Here’s an example to illustrate the combined value of bidding and testing transparency:
You’ve launched a mobile programmatic campaign with a DSP with the goal of driving in-app purchases within 30 days of when a new user downloads your app. After some months of the campaign being live, you realise it’s underperforming on the weekends. You collaborate with your DSP partner and decide to test the impact of lowering bids by 25% on the weekends and also adding previously excluded pockets of inventory to your campaign. Instead of implementing these changes throughout the entire campaign, a more practical approach is to test these changes on a smaller portion of the traffic, say 10%, before applying them across the entire campaign.
Let’s assume that after running this new bidding strategy, you observe an improvement in your campaign’s ROAS. This gives you valuable insight that lowering bids and expanding volume across new inventory sources can help scale. With this supporting data, you can confidently apply this new strategy to your entire campaign and have greater insight on replicating and scaling future campaign performance.
Transparency increases confidence
Programmatic advertising is complex. And in an effort to explain how it works, many DSPs have obfuscated the more technical details of the bidding process. Here are some questions you can ask your DSP to gain a better understanding of the bidding strategies driving your campaigns:
- Can you explain how your bidding algorithms determine the bid amount for each ad impression?

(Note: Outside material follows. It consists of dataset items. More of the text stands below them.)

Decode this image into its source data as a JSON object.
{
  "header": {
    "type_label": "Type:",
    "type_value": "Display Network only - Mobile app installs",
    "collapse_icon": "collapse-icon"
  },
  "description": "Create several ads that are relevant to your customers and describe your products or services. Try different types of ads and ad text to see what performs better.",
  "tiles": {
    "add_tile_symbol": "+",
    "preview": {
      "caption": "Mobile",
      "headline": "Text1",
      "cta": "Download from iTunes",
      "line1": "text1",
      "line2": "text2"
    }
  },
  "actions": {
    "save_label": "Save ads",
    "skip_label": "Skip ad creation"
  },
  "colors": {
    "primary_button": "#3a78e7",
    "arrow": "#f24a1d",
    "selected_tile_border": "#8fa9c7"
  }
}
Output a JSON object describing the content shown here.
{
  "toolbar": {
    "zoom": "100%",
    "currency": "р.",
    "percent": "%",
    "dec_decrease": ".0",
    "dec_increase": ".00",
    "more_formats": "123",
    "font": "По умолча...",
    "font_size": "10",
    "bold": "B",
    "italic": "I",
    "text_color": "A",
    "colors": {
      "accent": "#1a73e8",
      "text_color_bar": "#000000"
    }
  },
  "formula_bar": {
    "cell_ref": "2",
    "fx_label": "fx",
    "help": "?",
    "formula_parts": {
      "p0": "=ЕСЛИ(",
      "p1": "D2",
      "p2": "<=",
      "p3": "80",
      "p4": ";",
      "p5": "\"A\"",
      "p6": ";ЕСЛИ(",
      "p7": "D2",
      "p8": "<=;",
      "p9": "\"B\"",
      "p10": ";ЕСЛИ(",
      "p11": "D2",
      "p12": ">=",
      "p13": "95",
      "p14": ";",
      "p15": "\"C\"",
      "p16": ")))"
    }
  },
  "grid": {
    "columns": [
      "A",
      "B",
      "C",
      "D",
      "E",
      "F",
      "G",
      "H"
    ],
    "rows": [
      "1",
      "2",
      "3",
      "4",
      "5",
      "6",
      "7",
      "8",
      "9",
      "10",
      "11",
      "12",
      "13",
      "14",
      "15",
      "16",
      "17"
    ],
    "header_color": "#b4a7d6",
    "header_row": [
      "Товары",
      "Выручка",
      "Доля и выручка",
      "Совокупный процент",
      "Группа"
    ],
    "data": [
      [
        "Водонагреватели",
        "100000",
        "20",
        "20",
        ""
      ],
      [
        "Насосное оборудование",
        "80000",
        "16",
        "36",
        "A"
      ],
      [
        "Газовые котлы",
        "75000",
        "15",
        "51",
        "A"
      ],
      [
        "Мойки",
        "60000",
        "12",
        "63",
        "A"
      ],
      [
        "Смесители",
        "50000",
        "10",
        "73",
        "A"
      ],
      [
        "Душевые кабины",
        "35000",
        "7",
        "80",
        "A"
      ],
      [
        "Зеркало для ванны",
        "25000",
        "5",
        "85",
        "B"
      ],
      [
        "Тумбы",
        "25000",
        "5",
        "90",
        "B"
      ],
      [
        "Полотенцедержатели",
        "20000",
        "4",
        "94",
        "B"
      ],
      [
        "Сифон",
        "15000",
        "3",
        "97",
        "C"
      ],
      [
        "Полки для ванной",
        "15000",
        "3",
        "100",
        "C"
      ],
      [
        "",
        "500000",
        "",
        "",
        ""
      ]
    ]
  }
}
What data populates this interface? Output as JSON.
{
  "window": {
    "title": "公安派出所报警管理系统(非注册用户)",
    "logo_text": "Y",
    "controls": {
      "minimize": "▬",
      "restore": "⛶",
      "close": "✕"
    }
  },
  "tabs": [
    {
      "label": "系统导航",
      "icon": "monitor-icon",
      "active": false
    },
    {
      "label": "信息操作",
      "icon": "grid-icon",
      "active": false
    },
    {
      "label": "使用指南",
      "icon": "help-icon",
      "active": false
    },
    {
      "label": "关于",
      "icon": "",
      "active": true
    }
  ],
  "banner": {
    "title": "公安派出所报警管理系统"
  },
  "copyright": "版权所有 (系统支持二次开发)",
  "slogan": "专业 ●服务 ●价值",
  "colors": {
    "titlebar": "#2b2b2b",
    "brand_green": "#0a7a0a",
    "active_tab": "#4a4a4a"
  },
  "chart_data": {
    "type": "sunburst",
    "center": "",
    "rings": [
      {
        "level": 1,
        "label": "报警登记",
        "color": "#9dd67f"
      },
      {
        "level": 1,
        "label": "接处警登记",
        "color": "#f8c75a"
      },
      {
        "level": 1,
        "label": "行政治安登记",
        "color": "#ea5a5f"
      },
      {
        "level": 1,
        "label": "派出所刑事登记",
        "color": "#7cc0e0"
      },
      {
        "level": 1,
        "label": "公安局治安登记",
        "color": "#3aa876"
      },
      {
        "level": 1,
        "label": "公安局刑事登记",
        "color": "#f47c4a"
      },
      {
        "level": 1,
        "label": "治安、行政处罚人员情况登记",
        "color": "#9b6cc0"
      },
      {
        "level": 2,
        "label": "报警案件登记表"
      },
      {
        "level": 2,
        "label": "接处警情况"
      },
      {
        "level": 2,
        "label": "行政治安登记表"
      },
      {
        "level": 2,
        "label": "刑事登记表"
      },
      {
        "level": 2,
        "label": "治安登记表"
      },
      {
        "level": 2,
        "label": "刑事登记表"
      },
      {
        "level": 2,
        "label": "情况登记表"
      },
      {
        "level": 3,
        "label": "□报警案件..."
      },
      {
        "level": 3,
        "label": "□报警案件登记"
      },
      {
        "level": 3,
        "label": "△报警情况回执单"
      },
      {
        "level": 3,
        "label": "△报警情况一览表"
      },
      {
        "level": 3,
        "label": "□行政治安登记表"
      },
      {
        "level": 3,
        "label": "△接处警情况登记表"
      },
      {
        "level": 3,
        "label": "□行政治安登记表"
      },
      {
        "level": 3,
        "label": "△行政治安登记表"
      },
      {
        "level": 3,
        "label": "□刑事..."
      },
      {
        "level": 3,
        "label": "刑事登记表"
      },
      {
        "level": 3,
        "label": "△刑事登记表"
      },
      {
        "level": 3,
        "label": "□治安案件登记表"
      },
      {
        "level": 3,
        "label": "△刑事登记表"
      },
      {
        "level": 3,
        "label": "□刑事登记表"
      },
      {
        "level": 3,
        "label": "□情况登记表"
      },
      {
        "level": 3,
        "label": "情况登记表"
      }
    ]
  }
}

- What are the types of data points used to determine the bid amount?
- What types of predictions are being used to make a bidding decision?
- What are the set of bidding rules that are used to deliver outcomes against specific goals?
- How easy is it to see and set bids for different targeting tactics?
Only once advertisers have a complete understanding of what impressions they’re bidding on, how and why, will they be able to assess a campaign’s growth beyond their initial set of KPIs and say with confidence that they are getting the most out of their money spent.